He could never stay away, could never stay back. She drew him in, there was just something special about an angel drawn to the dark side. He misses pulling her away from class, secret kisses up in her room, her turning up to his suite at the Palace in nothing but a coat and sneakers - sneakers, he never thought he would see the day but she had apparently just been at tennis practice.
He remembers that day, holds it close to his heart, treasures it best because he thinks that may of been the exact day he fell in love with her. It wasn't the day he got the butterflies but the day he realised he truly liked spending time with her, they had been spread out across his bed after coming down from their high. They had ordered room service and had talked all night, about school, about Audrey Hepburn, about Serena, Bart even made his way into the conversation. He shared with her what had really happened with his mother, she had looked guilty at the floor and had replied that they all had already known for years.
That fact didn't even make him mad and so he had kissed her but it wasn't like their usual kisses, there was something to it and he thinks (no, he knows.) that he's in love with that doe eyed brunette who likes to pretend that she's in a Hepburn movie and always gets straight A's and sometimes he liked to pretend that she was in love with him too and not his best friend. The two of them had fallen asleep somewhere around three in the morning and she had already left for school by the time he woke up with a note next to his head, "Sorry! Had to run, lunch? - xo B."
He just wanted to keep her, he didn't want to lose her, didn't want her to go. He had pulled her back down onto his bed before she got up and left to go to her fitting with Nate, had nuzzled her neck and pleaded for her not to leave. She had giggled and wriggled herself out of his grasp.
"Chuck, I have to go. I'll see you tonight at Serena's grandmother's tea, you are coming, right?" And he couldn't deny her in that moment but he didn't show. He had stayed home, called her up late and apologised. She brushed it off as if it was nothing and they didn't bring it up again but he slowly felt her slipping out of his life.

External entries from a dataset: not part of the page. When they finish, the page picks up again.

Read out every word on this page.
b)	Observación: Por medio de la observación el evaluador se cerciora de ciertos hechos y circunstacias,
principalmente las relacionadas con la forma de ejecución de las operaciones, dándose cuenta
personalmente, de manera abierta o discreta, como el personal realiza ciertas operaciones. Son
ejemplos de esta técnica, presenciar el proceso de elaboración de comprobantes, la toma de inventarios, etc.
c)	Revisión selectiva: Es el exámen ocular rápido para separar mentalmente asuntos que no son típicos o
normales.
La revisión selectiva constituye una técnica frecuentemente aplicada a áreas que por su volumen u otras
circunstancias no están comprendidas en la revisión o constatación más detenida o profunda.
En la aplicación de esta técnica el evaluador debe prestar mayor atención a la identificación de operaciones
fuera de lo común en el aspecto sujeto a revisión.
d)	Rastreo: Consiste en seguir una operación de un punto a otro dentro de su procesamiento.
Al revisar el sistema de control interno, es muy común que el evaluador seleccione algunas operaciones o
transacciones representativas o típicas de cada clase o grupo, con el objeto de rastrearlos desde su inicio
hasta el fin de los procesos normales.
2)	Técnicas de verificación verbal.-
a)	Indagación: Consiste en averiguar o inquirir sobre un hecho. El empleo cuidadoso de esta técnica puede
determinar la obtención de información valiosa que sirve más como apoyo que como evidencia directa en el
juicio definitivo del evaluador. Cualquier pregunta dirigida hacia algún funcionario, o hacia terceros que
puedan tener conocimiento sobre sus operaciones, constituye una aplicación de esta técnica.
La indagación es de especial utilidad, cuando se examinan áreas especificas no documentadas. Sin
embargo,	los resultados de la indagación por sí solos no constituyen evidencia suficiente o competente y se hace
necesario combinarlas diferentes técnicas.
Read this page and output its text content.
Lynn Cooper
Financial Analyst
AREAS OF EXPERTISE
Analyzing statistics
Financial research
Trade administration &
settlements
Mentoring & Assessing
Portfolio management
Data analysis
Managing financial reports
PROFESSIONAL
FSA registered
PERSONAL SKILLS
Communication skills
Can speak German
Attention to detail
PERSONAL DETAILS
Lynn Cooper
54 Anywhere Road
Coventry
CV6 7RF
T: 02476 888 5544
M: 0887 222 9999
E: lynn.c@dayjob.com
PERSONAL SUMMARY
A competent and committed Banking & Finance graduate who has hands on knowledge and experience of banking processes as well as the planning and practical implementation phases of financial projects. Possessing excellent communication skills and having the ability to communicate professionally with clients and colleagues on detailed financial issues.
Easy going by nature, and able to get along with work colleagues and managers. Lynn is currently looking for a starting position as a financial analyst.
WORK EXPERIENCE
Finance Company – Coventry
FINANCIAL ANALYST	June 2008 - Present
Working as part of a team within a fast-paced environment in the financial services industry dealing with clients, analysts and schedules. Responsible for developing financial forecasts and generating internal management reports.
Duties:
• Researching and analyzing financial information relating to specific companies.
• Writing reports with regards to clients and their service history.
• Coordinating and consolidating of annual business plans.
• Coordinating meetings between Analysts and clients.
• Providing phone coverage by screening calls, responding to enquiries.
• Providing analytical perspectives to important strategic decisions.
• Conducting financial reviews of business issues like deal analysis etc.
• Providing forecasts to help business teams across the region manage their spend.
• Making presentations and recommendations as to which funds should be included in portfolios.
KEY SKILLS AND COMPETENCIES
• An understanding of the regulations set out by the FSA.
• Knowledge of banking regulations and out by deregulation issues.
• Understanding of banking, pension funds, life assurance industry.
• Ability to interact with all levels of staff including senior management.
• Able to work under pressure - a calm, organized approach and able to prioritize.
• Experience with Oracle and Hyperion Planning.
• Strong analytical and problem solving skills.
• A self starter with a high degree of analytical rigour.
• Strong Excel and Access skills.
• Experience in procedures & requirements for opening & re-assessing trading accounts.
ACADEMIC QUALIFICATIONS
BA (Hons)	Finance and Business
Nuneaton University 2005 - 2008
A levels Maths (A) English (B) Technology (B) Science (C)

So he was stupid and schemed without her, schemed against her. And he had lost her. To Nate, to the golden boy, to his best friend and he could never be what she wanted him to be. He could never be a blue eyed blonde Vanderbilt offspring who was charming and kind and everything nice.
So he did what he did best and he ran. He just left, he escaped. He thinks it was Monaco but he can barely remember, he remembers threatening the object of his desire and his best friend appearing on a yacht with him - or something along the lines of that. Years later he finds it fitting if he really did go to Monaco, he left because Blair didn't want him and when Blair didn't want him later she escaped to Monaco.
He doesn't really miss those times, when he had to be Blair's dirty little secret. He used to find it entertaining and the only reason he ever really went along with it was because he didn't want Nate knowing. Nate would kill him and Nate was all he had, was all he ever had and he didn't want to risk him for some girl he was suddenly enthralled with.
(He knew they would never work out, it was just a fling. She would run back to Nate and he would attend their wedding and play godfather to their children. He would come over for brunches on Sunday's and watch the two of them be domestic with each other, matching rings glistening on their fingers and he would play along as if he was happy for them and he would be. He would teach their kids the ways of the dark, Blair would scold him about corrupting their children and he would take a sip of his scotch and leave to go and meet his newest fling. He would forget all about this brief affair and everything would go back to the way it was, the way everything was meant to be.)
It was only when Nate wanted Blair again and Blair wanted Nate again that he didn't want to be a dirty secret any longer. He wanted to sit by Blair on the Met steps, his hand in hers. He suddenly wanted to be the dotting boyfriend and it disgusted him because that's not who he was. He was Chuck Bass and he was in love with Blair Waldorf.
It wasn't a maybe. It was a fact and it scared him. It freaked him out more than finding out he had killed his own mother. It was scary and huge and he felt like a small child, he didn't know what to do.
A\N: I have no idea what I just wrote. Or like wrote last night\early this morning and even though it's really weird and just weird. I like it, so I posted it and I sort of ditched my whole layout but I'm tired. Thoughts? Sorry this is sort of angst-y.